Third, America’s New Deal-era regulatory framework is out of sync with current structures of industrial organization. Most of our workforce protection regulations were designed at a time when the typical business entity was a manufacturing company such as General Motors Corp., a large workplace establishment with a stable workforce, expectations for career-long employment, fixed facilities, and clear structures of employment responsibility and liability. The fissuring of the U.S. workplace has changed all of this, but the shifts in industrial organization are due not only to fissuring but also to fundamental shifts in the composition of the U.S. economy. Today, employment is no longer primarily in manufacturing but rather in services such as health care, retail, and other sectors characterized by substantial shares of low-wage, lower-skill workers and a very different set of economic and competitive factors than the manufacturing economy of the 20th century.
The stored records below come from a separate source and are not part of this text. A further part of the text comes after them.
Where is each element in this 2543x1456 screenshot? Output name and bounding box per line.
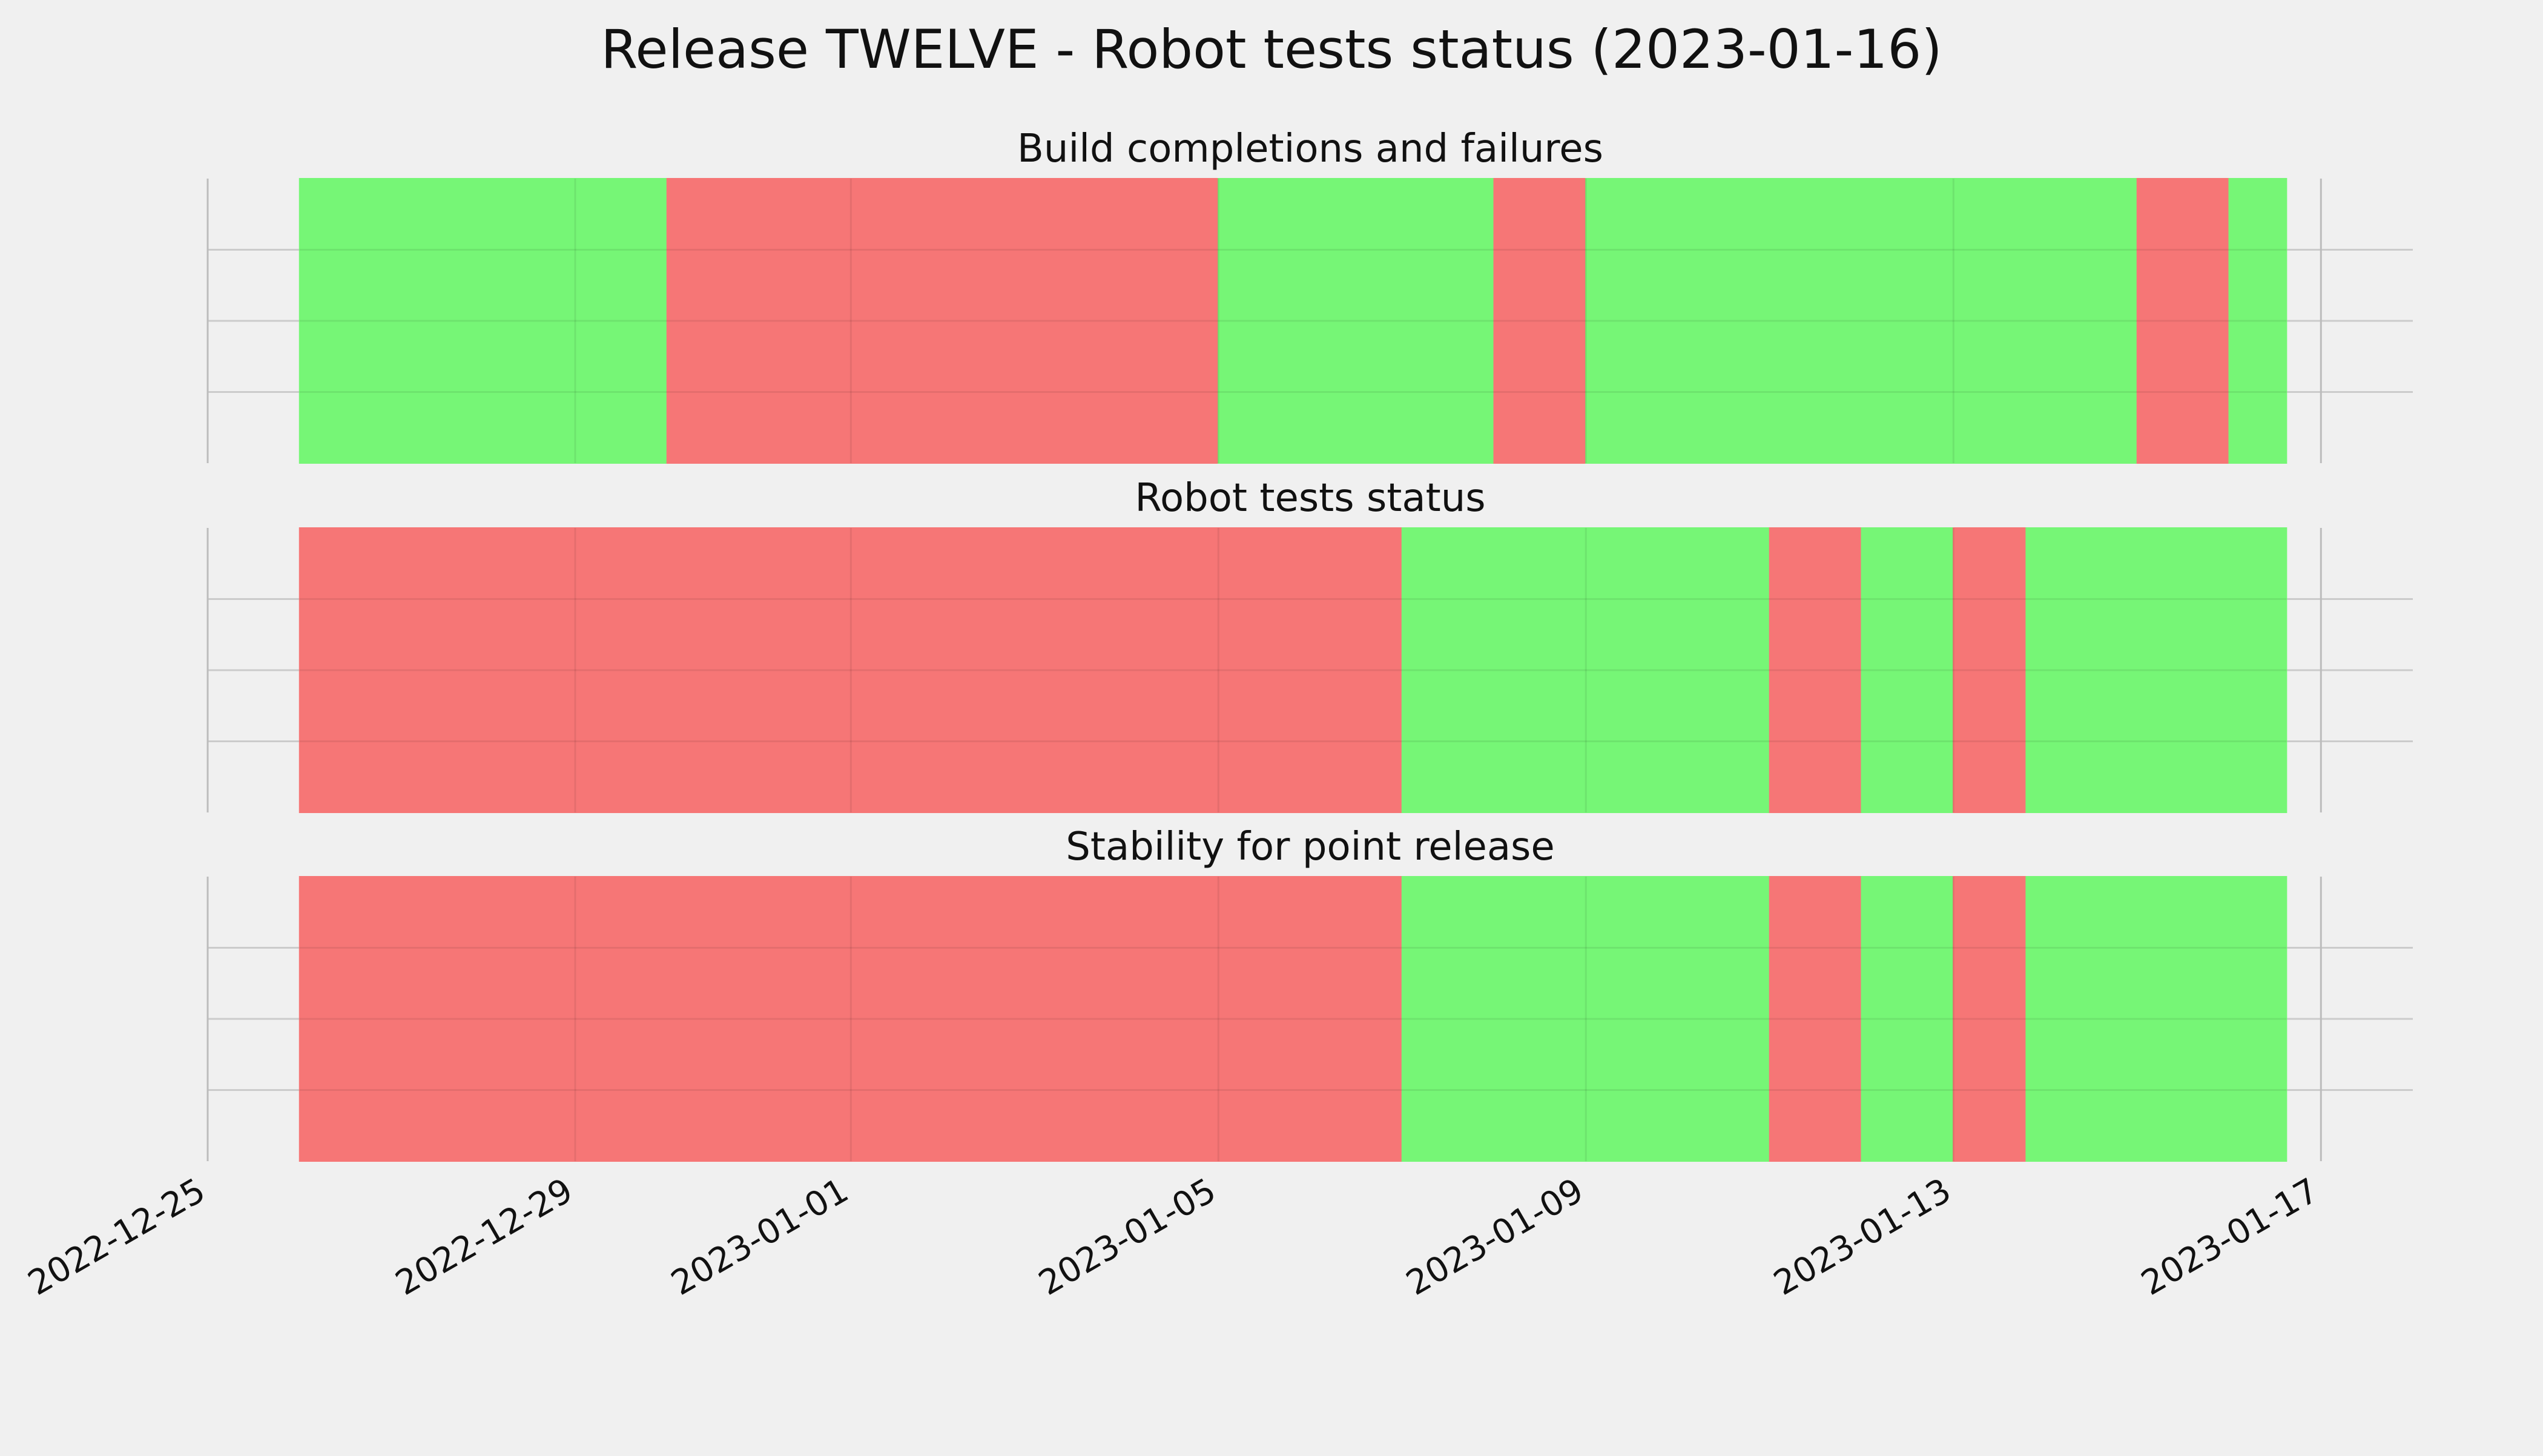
status-segment-pass [1861,876,1954,1162]
status-segment-pass [1585,178,2138,464]
panel-title: Build completions and failures [1017,127,1603,171]
panel-title: Stability for point release [1066,825,1555,869]
panel-3: Stability for point release [206,825,2413,1162]
status-segment-pass [298,178,668,464]
panel-title: Robot tests status [1135,476,1485,521]
status-segment-fail [298,876,1403,1162]
panel-2: Robot tests status [206,476,2413,813]
status-segment-pass [1861,527,1954,813]
status-segment-fail [1953,527,2027,813]
status-segment-pass [1218,178,1495,464]
status-segment-pass [2025,527,2287,813]
status-segment-fail [2136,178,2230,464]
status-segment-pass [1401,527,1770,813]
chart-title: Release TWELVE - Robot tests status (202… [601,18,1942,81]
status-segment-fail [1953,876,2027,1162]
status-segment-fail [1493,178,1587,464]
status-segment-fail [666,178,1219,464]
status-segment-pass [2228,178,2287,464]
panel-1: Build completions and failures [206,127,2413,464]
status-segment-fail [1769,876,1862,1162]
status-segment-fail [1769,527,1862,813]
status-segment-pass [2025,876,2287,1162]
status-segment-fail [298,527,1403,813]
Production and work is organized very differently in childcare and health care, for instance. These changes now apply to small employers and larger employers alike. The largest private-sector employer in the United States today is Wal-Mart Stores Inc., which is organized very differently from the General Motors of the 1950s.
Finally, technological change is rapidly changing the kinds of jobs available and the organizational design of those jobs, creating a new set of risks of worker abuse that pose real oversight challenges. For instance, an increasing share of work is done at home via computer after the close of normal business hours, rendering the tracking and enforcement of hours regulations increasingly complicated. How should work hours be tracked for an employee of multiple employers that sometimes operate as one entity but sometimes operate as independent entities?
These four fundamental characteristics of the contemporary labor market—a fissured workplace, weak labor unions, new forms of industrial organization in the economy’s dominant sectors, and technological change—come together to make effective, strategic enforcement of labor protections more important than ever before. Workers in the industries with the lowest levels of compliance are the least likely to trigger complaint-driven investigations, making agency-directed investigations all the more important. This is one reason why rumors of a merging of the Department of Labor’s Office of Federal Contract Compliance Programs with the Equal Employment Opportunity Commission has generated significant concern from multiple stakeholders. The OFCCP conducts investigations of federal contractors that primarily are initiated by the agency—rather than complaint-based—to deter discrimination against women, minorities, and veterans, while the EEOC is primarily an individual-complaint-based body designed to uphold civil rights protections.
Much has been made of the current administration’s new policy ideas, budget cuts to existing benefits programs, and rollbacks of regulatory statutes. Yet in light of the character of the contemporary labor market, it is important to remember that nonenforcement of existing law is a fundamental problem for millions of workers in the United States.